Starting from almost nothing
Instead of assuming particles or fields, the paper begins with just a few very basic requirements about reality:
- You must be able to tell things apart (distinguishability)
- That distinction must be finite and recordable
- The system must be self-contained (no hidden external references)
- And it can’t rely on a pre-existing background like space or time
These are not exotic assumptions—they’re the minimum needed for anything like physics to exist at all.
What survives these constraints?
The paper then systematically tests every possible “primitive structure” you could imagine building reality from.
- Continuous structures? Fail—you can’t measure them with infinite precision
- Larger multi-state systems? Fail—they always contain simpler yes/no distinctions inside them
- Structures that depend on external references? Fail—they aren’t truly fundamental
- Incomplete or open systems? Fail—they can’t define themselves
After eliminating every alternative, only one structure remains:
A system with exactly two states, each defined by its relation to the other.
This is called the Fold.
What is a Fold?
At its simplest, a Fold is just a yes/no distinction:
- this vs that
- 0 vs 1
- one state vs another
But importantly, it’s not just a label—it’s a self-contained relational structure.
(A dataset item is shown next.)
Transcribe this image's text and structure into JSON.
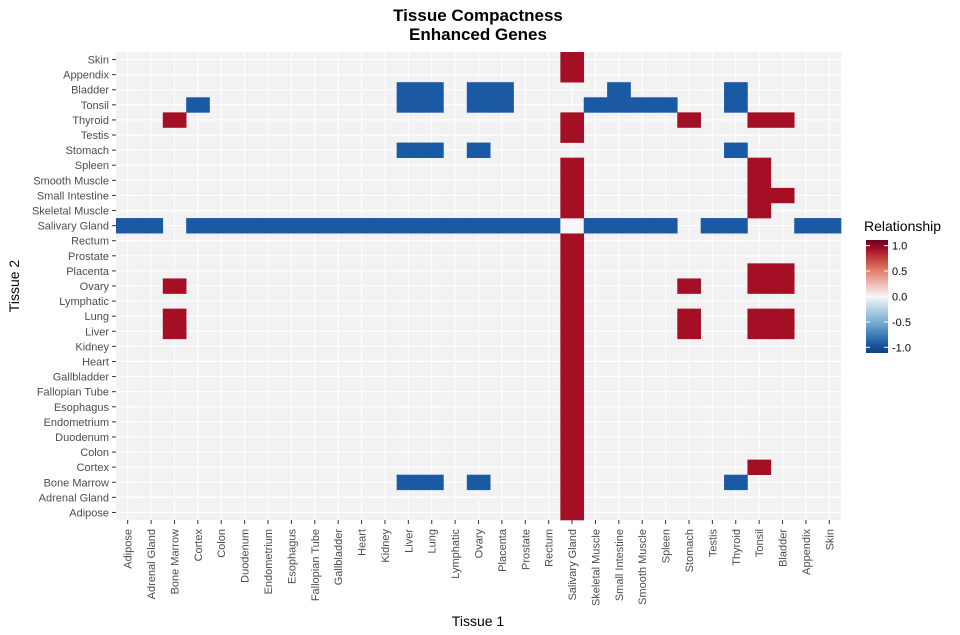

Each state only exists in terms of how it differs from the other.
It turns out this tiny structure carries exactly one bit of information—the smallest possible unit of distinction.
The surprising result
The core result of the paper is:
If you want a physically meaningful theory at all, the simplest building block must be a Fold—and there is no alternative.
This is what’s called a no-alternative theorem.
It doesn’t just say “Folds work.”
It says:
Anything else either reduces to a Fold or fails to meet the basic requirements of physics.
Why everything looks binary
The paper goes further and shows something even more striking:
Every measurement we can ever perform breaks down into a sequence of yes/no questions.
No matter how complicated a system is—whether it has many possible states or even a continuous range—any real observation we make can only extract information in binary steps.
So even if the underlying reality were more complex, what we can actually observe always reduces to:
- yes / no
- this / not this
In other words:
All measurable reality is built from Folds.
What this means
This result changes how we think about the foundations of physics.
Instead of starting with particles or fields, the paper suggests:
Reality may be built from the smallest possible acts of distinction—simple yes/no relations—from which everything else emerges.
Particles, fields, spacetime, and even quantum states would then be larger structures built out of these basic units.
What the paper does—and doesn’t claim
It’s important to be precise.
The paper does not claim:
- that the universe must be binary at every level
- or that deeper, richer structures don’t exist
What it does claim is:
Any part of reality that can be observed, measured, or recorded must ultimately reduce to these binary distinctions.
The takeaway
If you boil the entire paper down to one idea, it’s this:
You can’t build physics without distinctions—and the simplest possible distinction has only two states.
And once you accept that:
That two-state structure—the Fold—is the only possible starting point.